Il blog di Gosztola evidenzia tuttavia chiari parallelismi nelle storie di Snowden e Manning:

Il Times chiarisce che Snowden non avrebbe potuto utilizzare “canali appropriati” e questo sarebbe stato impossibile anche per Manning. Se avesse inviato specifici documenti per attrarre l’attenzione di membri del Congresso, o si fosse rivolta ai suoi superiori militari dichiarando che questi non avrebbero dovuto essere segreti, avrebbe perso l’accesso al materiale riservato.

L’editoriale del New York Times elenca sei punti sulle violazioni rivelate da Snowden e le azioni legali da lui provocate per sostenere la sua definizione di talpa. Si potrebbe fare la stessa cosa con Manning:

  • Manning ha diffuso un video del 2007 con l’attacco di un elicottero Apache, che mostra due giornalisti della Reuters abbattuti a Baghdad e i soldati che chiedono ai superiori di poter sparare a degli individui. La Reuters si è vista negare il video, pur avendolo richiesto facendo ricorso al Freedom of Information Act.
  • Frago 242 – un ordine frammentario che riassume una richiesta complessa – adottato dagli Stati Uniti e dal Regno Unito per giustificare la mancate indagini sulle torture e i maltrattamenti di iracheni a opera delle forze armate o di sicurezza irachene, è stato rivelato dai documenti diffusi da Manning (i cosiddetti Iraq War Logs).
  • Il presidente dello Yemen Ali Abdullah Saleh ha permesso in segreto attacchi americani con i missili cruise o i droni, sostenendo che questi erano stati lanciati dal suo governo.
  • L’amministrazione di George W. Bush e quella di Barack Obama hanno fatto pressione sulla Spagna e la Germania perché non indagassero sulle torture autorizzate dai funzionari del governo Bush.

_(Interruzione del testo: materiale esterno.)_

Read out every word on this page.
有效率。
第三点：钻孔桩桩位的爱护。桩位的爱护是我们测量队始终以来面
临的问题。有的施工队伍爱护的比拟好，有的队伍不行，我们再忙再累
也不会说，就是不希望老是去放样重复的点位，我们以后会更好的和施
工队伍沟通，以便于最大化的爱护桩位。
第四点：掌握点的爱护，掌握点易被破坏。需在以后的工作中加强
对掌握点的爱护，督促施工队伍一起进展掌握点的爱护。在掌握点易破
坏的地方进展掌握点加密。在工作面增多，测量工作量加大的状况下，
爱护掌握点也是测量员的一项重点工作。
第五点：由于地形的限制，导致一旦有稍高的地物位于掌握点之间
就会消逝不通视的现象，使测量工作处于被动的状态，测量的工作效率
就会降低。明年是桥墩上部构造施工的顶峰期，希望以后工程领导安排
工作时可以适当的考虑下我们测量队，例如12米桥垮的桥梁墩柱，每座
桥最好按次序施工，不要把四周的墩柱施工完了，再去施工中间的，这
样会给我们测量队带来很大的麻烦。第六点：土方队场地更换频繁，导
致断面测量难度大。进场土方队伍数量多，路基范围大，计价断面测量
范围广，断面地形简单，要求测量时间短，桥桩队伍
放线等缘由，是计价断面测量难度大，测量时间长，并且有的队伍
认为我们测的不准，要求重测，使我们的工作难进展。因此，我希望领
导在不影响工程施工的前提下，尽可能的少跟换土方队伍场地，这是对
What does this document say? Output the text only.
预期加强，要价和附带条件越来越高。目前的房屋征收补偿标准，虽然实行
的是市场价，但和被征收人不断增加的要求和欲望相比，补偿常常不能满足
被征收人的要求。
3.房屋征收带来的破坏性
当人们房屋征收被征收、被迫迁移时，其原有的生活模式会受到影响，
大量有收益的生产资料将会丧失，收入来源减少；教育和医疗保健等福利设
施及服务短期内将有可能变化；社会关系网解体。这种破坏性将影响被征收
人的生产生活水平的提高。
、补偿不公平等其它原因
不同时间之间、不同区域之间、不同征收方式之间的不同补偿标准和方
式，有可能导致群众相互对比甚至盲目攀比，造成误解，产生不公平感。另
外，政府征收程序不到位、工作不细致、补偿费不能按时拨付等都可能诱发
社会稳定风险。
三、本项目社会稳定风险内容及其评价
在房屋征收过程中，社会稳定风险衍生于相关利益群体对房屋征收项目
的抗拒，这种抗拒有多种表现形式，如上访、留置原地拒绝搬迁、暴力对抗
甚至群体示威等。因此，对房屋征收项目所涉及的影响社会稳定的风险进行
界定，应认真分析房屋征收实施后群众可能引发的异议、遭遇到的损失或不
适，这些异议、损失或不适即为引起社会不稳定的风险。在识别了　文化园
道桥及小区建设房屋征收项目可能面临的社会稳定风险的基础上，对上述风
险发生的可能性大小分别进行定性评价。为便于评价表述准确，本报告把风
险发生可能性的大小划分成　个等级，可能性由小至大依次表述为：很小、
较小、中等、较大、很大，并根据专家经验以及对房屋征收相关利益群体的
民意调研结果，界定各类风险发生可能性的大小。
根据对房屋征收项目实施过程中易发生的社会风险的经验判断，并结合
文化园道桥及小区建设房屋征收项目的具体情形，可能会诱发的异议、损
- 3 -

  • Il governo USA era consapevole della diffusa corruzione della famiglia del presidente tunisino Ben Ali e l’FBI ha addestrato i torturatori delle forze di sicurezza egiziane. L’informazione diffusa da Manning ha contribuito a ispirare la primavera araba.

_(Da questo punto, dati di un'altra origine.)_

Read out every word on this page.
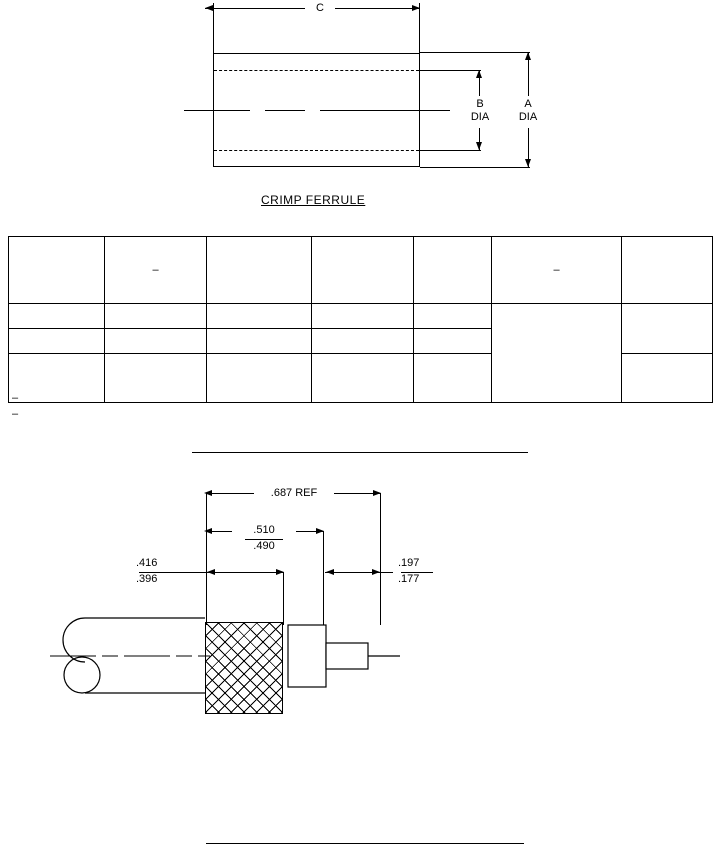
C
B
DIA
A
DIA
CRIMP FERRULE
	–				–	

–
–
.687 REF
.510
.490
.416
.396
.197
.177
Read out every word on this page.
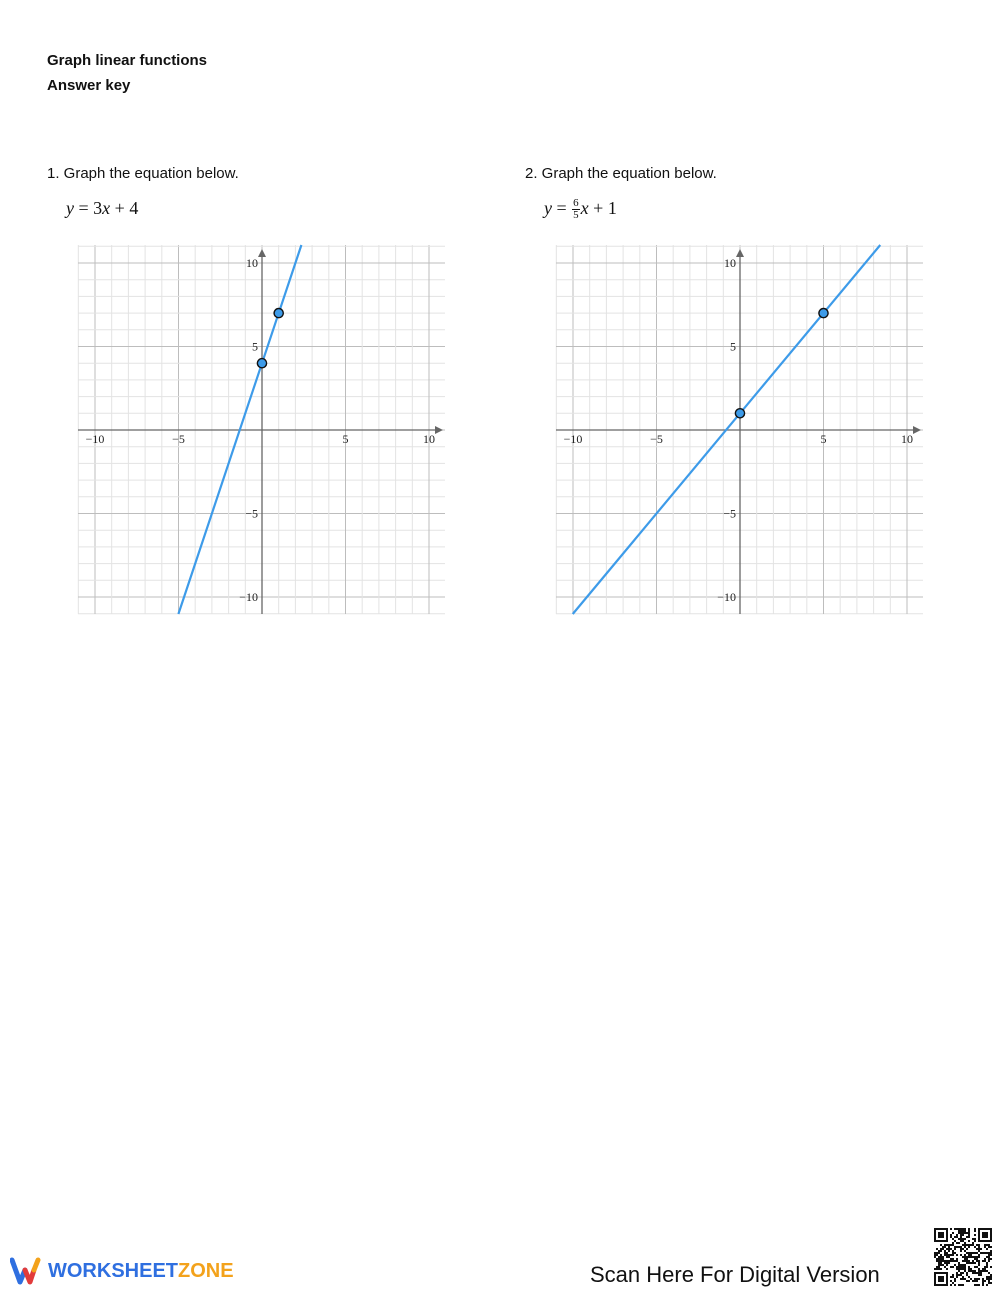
Graph linear functions
Answer key
1. Graph the equation below.
y = 3x + 4
−10	−5	5	10
10
5
−5
−10
2. Graph the equation below.
$y = \frac{6}{5}$ x + 1
−10	−5	5	10
10
5
−5
−10
WORKSHEETZONE	Scan Here For Digital Version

  • Il giornalista di Al Jazeera Sami al-Hajj è stato mandato a Guantanamo “per fornire informazioni” sul “programma di addestramento, sulle attrezzature di telecomunicazione e le operazioni di raccolta di notizie del network in Cecenia, Kossovo e Afghanistan, compresa l’acquisizione di un video di Osama bin Laden e una successiva intervista”, un chiaro attacco alla libertà di stampa.

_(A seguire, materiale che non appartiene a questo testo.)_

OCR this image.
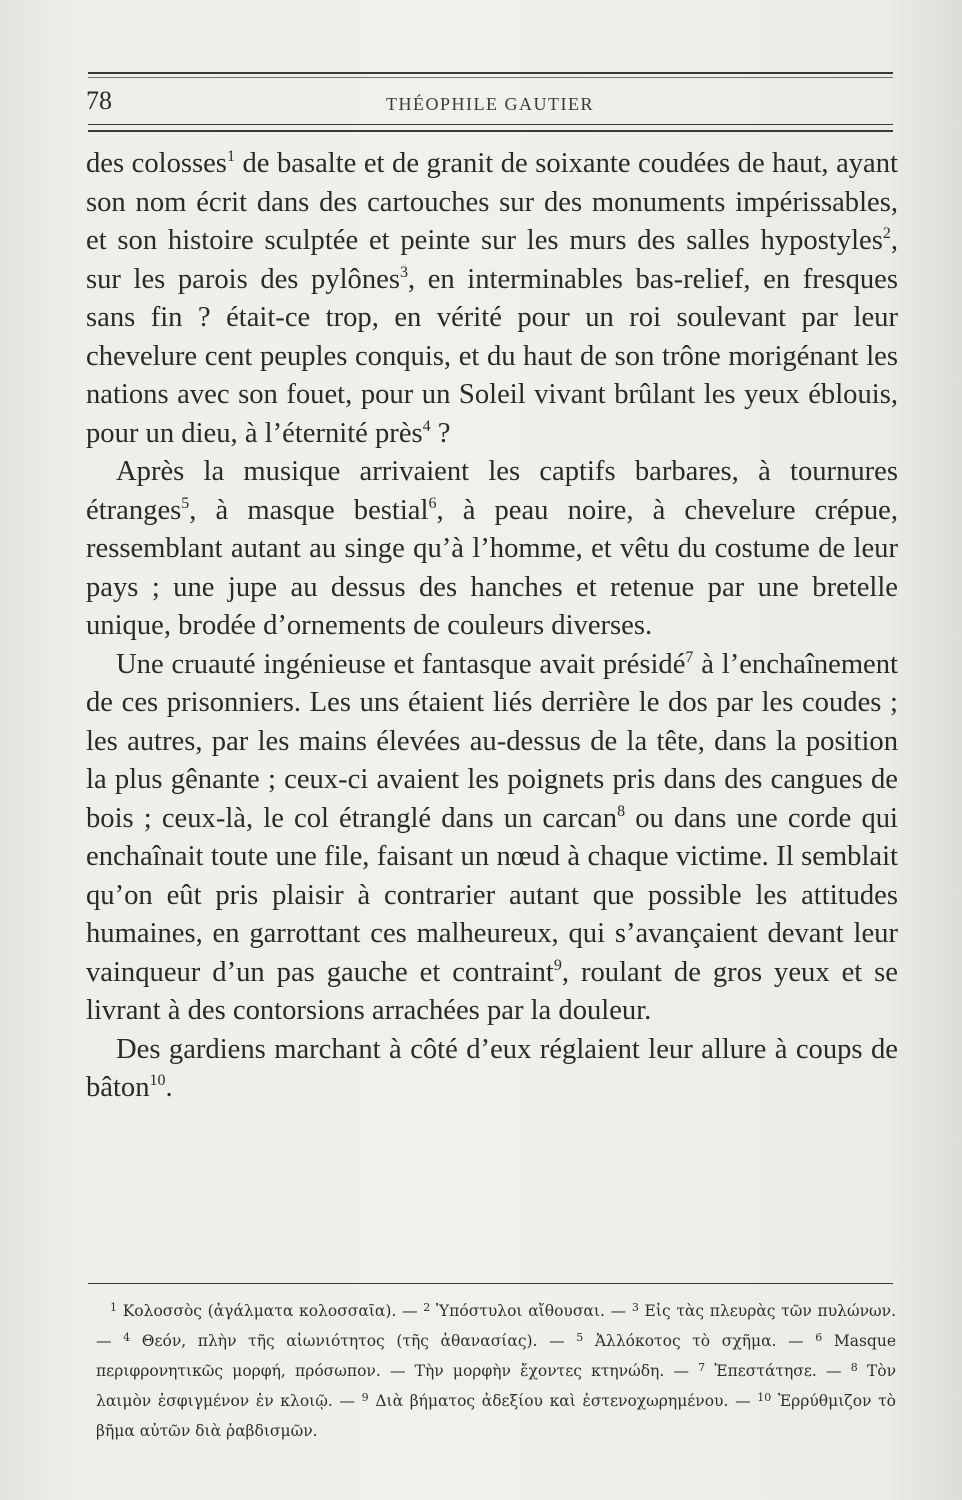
78	THÉOPHILE GAUTIER

des colosses$^1$ de basalte et de granit de soixante coudées de haut, ayant son nom écrit dans des cartouches sur des monuments impérissables, et son histoire sculptée et peinte sur les murs des salles hypostyles$^2$, sur les parois des pylônes$^3$, en interminables bas-relief, en fresques sans fin ? était-ce trop, en vérité pour un roi soulevant par leur chevelure cent peuples conquis, et du haut de son trône morigénant les nations avec son fouet, pour un Soleil vivant brûlant les yeux éblouis, pour un dieu, à l’éternité près$^4$ ?

Après la musique arrivaient les captifs barbares, à tournures étranges$^5$, à masque bestial$^6$, à peau noire, à chevelure crépue, ressemblant autant au singe qu’à l’homme, et vêtu du costume de leur pays ; une jupe au dessus des hanches et retenue par une bretelle unique, brodée d’ornements de couleurs diverses.

Une cruauté ingénieuse et fantasque avait présidé$^7$ à l’enchaînement de ces prisonniers. Les uns étaient liés derrière le dos par les coudes ; les autres, par les mains élevées au-dessus de la tête, dans la position la plus gênante ; ceux-ci avaient les poignets pris dans des cangues de bois ; ceux-là, le col étranglé dans un carcan$^8$ ou dans une corde qui enchaînait toute une file, faisant un nœud à chaque victime. Il semblait qu’on eût pris plaisir à contrarier autant que possible les attitudes humaines, en garrottant ces malheureux, qui s’avançaient devant leur vainqueur d’un pas gauche et contraint$^9$, roulant de gros yeux et se livrant à des contorsions arrachées par la douleur.

Des gardiens marchant à côté d’eux réglaient leur allure à coups de bâton$^{10}$.

$^1$ Κολοσσὸς (ἀγάλματα κολοσσαῖα). — $^2$ Ὑπόστυλοι αἴθουσαι. — $^3$ Εἰς τὰς πλευρὰς τῶν πυλώνων. — $^4$ Θεόν, πλὴν τῆς αἰωνιότητος (τῆς ἀθανασίας). — $^5$ Ἀλλόκοτος τὸ σχῆμα. — $^6$ Masque περιφρονητικῶς μορφή, πρόσωπον. — Τὴν μορφὴν ἔχοντες κτηνώδη. — $^7$ Ἐπεστάτησε. — $^8$ Τὸν λαιμὸν ἐσφιγμένον ἐν κλοιῷ. — $^9$ Διὰ βήματος ἀδεξίου καὶ ἐστενοχωρημένου. — $^{10}$ Ἐρρύθμιζον τὸ βῆμα αὐτῶν διὰ ῥαβδισμῶν.
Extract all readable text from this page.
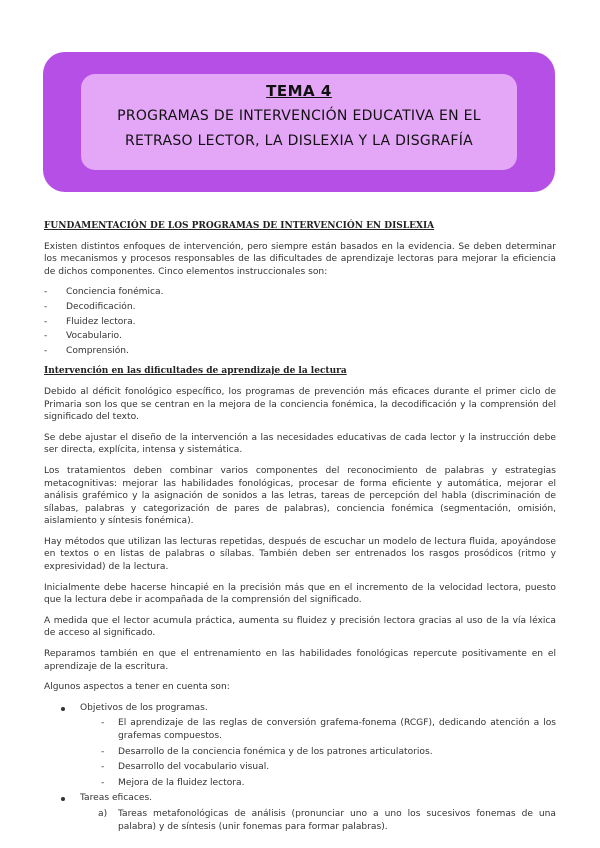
TEMA 4
PROGRAMAS DE INTERVENCIÓN EDUCATIVA EN EL
RETRASO LECTOR, LA DISLEXIA Y LA DISGRAFÍA
FUNDAMENTACIÓN DE LOS PROGRAMAS DE INTERVENCIÓN EN DISLEXIA

Existen distintos enfoques de intervención, pero siempre están basados en la evidencia. Se deben determinar los mecanismos y procesos responsables de las dificultades de aprendizaje lectoras para mejorar la eficiencia de dichos componentes. Cinco elementos instruccionales son:

- Conciencia fonémica.
- Decodificación.
- Fluidez lectora.
- Vocabulario.
- Comprensión.
Intervención en las dificultades de aprendizaje de la lectura

Debido al déficit fonológico específico, los programas de prevención más eficaces durante el primer ciclo de Primaria son los que se centran en la mejora de la conciencia fonémica, la decodificación y la comprensión del significado del texto.

Se debe ajustar el diseño de la intervención a las necesidades educativas de cada lector y la instrucción debe ser directa, explícita, intensa y sistemática.

Los tratamientos deben combinar varios componentes del reconocimiento de palabras y estrategias metacognitivas: mejorar las habilidades fonológicas, procesar de forma eficiente y automática, mejorar el análisis grafémico y la asignación de sonidos a las letras, tareas de percepción del habla (discriminación de sílabas, palabras y categorización de pares de palabras), conciencia fonémica (segmentación, omisión, aislamiento y síntesis fonémica).

Hay métodos que utilizan las lecturas repetidas, después de escuchar un modelo de lectura fluida, apoyándose en textos o en listas de palabras o sílabas. También deben ser entrenados los rasgos prosódicos (ritmo y expresividad) de la lectura.

Inicialmente debe hacerse hincapié en la precisión más que en el incremento de la velocidad lectora, puesto que la lectura debe ir acompañada de la comprensión del significado.

A medida que el lector acumula práctica, aumenta su fluidez y precisión lectora gracias al uso de la vía léxica de acceso al significado.

Reparamos también en que el entrenamiento en las habilidades fonológicas repercute positivamente en el aprendizaje de la escritura.

Algunos aspectos a tener en cuenta son:

Objetivos de los programas.
- El aprendizaje de las reglas de conversión grafema-fonema (RCGF), dedicando atención a los grafemas compuestos.
- Desarrollo de la conciencia fonémica y de los patrones articulatorios.
- Desarrollo del vocabulario visual.
- Mejora de la fluidez lectora.
Tareas eficaces.
a) Tareas metafonológicas de análisis (pronunciar uno a uno los sucesivos fonemas de una palabra) y de síntesis (unir fonemas para formar palabras).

  • Basandosi in parte sui dispacci diplomatici rivelati da Manning, la Corte Europea dei Diritti Umani ha condannato la CIA per il programma di “extraordinary rendition” e ha dichiarato la Macedonia responsabile delle torture e delle violazioni dei diritti subite dal rivenditore di auto tedesco Khaled el-Masri durante il suo rapimento, ordinando alla Macedonia di pagargli 78.500 dollari di danni.

Se vi state chiedendo perché i sostenitori della trasparenza governativa dovrebbero presentare un fronte unito per lottare per la protezione delle talpe, dovete solo guardare alle parole e all’esperienza di Snowden e Manning. Mentre fuggiva dalle persecuzioni della stessa amministrazione e delle stesse leggi usate per imprigionare Chelsea Manning, Snowden l’ha definita una “classica talpa, ispirata dal bene pubblico.”